Friday, October 12, 2018

"The Sanity of Saint Benedict" --Whittaker Chambers


In response to a silver medal given to him by his long-time Catholic friend Anne Ford, a medal blessed by Father Louis (Thomas Merton) of Gethsemani, Whittaker Chambers wrote an article on Saint Benedict. The main point of the article is the deep ignorance of the West.
"[I]sn't it clear that the Dark Ages are of a piece with our age of light, that our civilization is by origin Catholic, that, in fact, we cannot understand what we have become without understanding what we came from?"
"I was in my twenties, a young intellectual savage in college (Columbia College) with thousands of others, before the fact slowly dawned upon me that, for a youth always under the spell of history, the history I knew was practically no history at all. It consisted of two disjointed parts..." 259
In his curious search for Saint Benedict Dr. Chambers found a column of giant Catholic pioneer Saints regarding of which he realized he had been kept in the dark his entire life:
"...St. Benedict was one among ranges of human height that reached away from him in time in both directions, past and future, but of which, with one or two obvious exceptions, one was as ignorant as of Benedict: St. Jerome, St. Ambrose, St. Augustine, Pope St. Leo the Great, Pope St. Gregory the Great, St. Francis of Assisi, Hildebrand (Pope Gregory VII)." 261
"Clearly, a cleft cut across the body of Christendom itself, and raised an overwhelming question: What, in fact, was the civilization of the West? If it was Christendom, why had it turned its back on half its roots and meanings and become cheerfully ignorant of those who had embodied them?... Did the failure of the Western World to know what it was lie at the root of its spiritual despondency, its intellectual confusion, its moral chaos, the dissolving bonds of faith and loyalty within itself, its swift political decline in barely four decades from hegemony of the world to a demoralized rump of Europe little larger than it had been in the crash of the Roman West, and an America still disputing the nature of the crisis, its gravity, whether it existed at all, or what to do about it?"

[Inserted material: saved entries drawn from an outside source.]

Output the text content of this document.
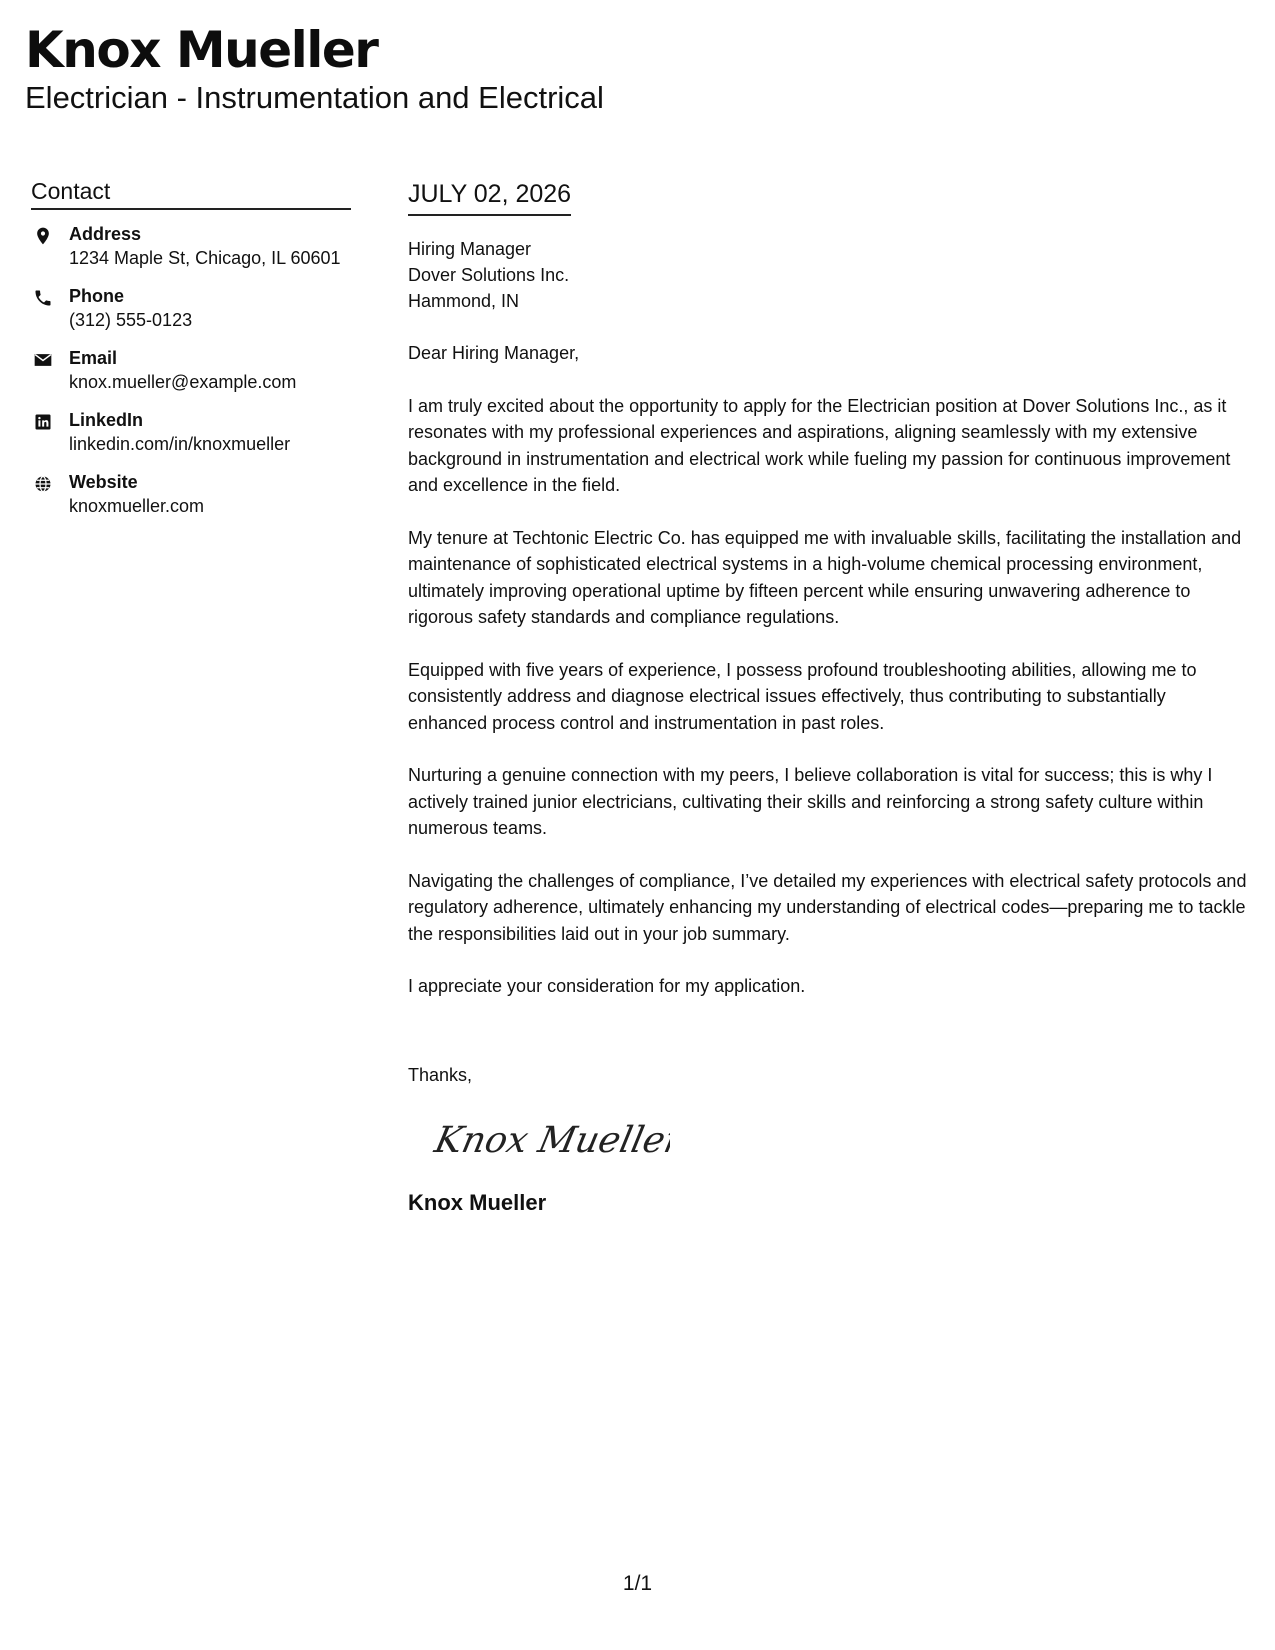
Knox Mueller
Electrician - Instrumentation and Electrical
Contact
Address
1234 Maple St, Chicago, IL 60601
Phone
(312) 555-0123
Email
knox.mueller@example.com
LinkedIn
linkedin.com/in/knoxmueller
Website
knoxmueller.com
JULY 02, 2026
Hiring Manager
Dover Solutions Inc.
Hammond, IN

Dear Hiring Manager,

I am truly excited about the opportunity to apply for the Electrician position at Dover Solutions Inc., as it resonates with my professional experiences and aspirations, aligning seamlessly with my extensive background in instrumentation and electrical work while fueling my passion for continuous improvement and excellence in the field.

My tenure at Techtonic Electric Co. has equipped me with invaluable skills, facilitating the installation and maintenance of sophisticated electrical systems in a high-volume chemical processing environment, ultimately improving operational uptime by fifteen percent while ensuring unwavering adherence to rigorous safety standards and compliance regulations.

Equipped with five years of experience, I possess profound troubleshooting abilities, allowing me to consistently address and diagnose electrical issues effectively, thus contributing to substantially enhanced process control and instrumentation in past roles.

Nurturing a genuine connection with my peers, I believe collaboration is vital for success; this is why I actively trained junior electricians, cultivating their skills and reinforcing a strong safety culture within numerous teams.

Navigating the challenges of compliance, I’ve detailed my experiences with electrical safety protocols and regulatory adherence, ultimately enhancing my understanding of electrical codes—preparing me to tackle the responsibilities laid out in your job summary.

I appreciate your consideration for my application.

Thanks,
Knox Mueller
Knox Mueller
1/1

Chambers indicates three great alienations of the spirit from which Saint Benedict saved the men of his day, which laid the ground for the civilization called Christendom.
"The same alienations, I...suspect, can be seen at their work of dissolution among ourselves, and are perhaps among the little-noticed reason why men turn to Communism. They are: the alienation of the spirit of man from traditional authority; his alienation from the idea of traditional order; and a crippling alienation that he feels at the point where civilization has deprived him of the joy of simple productive labor. 263
"These alienations St. Benedict fused into a new surge of the human spirit by directing the frustrations that informed them into the disciplined service of God...
"...St. Benedict's Rule brought a saving and creative sanity. Its temper was that of moderation as against excesses of zeal, of fruitful labor as against austerities pushed to the point of fruitlessness, of discipline as against enthusiasm, of continence of spirit and conduct as against incontinence."
"The Sanity of St. Benedict" (Commonweal, September 19, 1952) in Whittaker Chambers, Ghosts on the Roof: Selected Journalism of Whittaker Chambers 1931-1959, ed. Teachout, Washington, D.C.:  Regnery Gateway, 1989.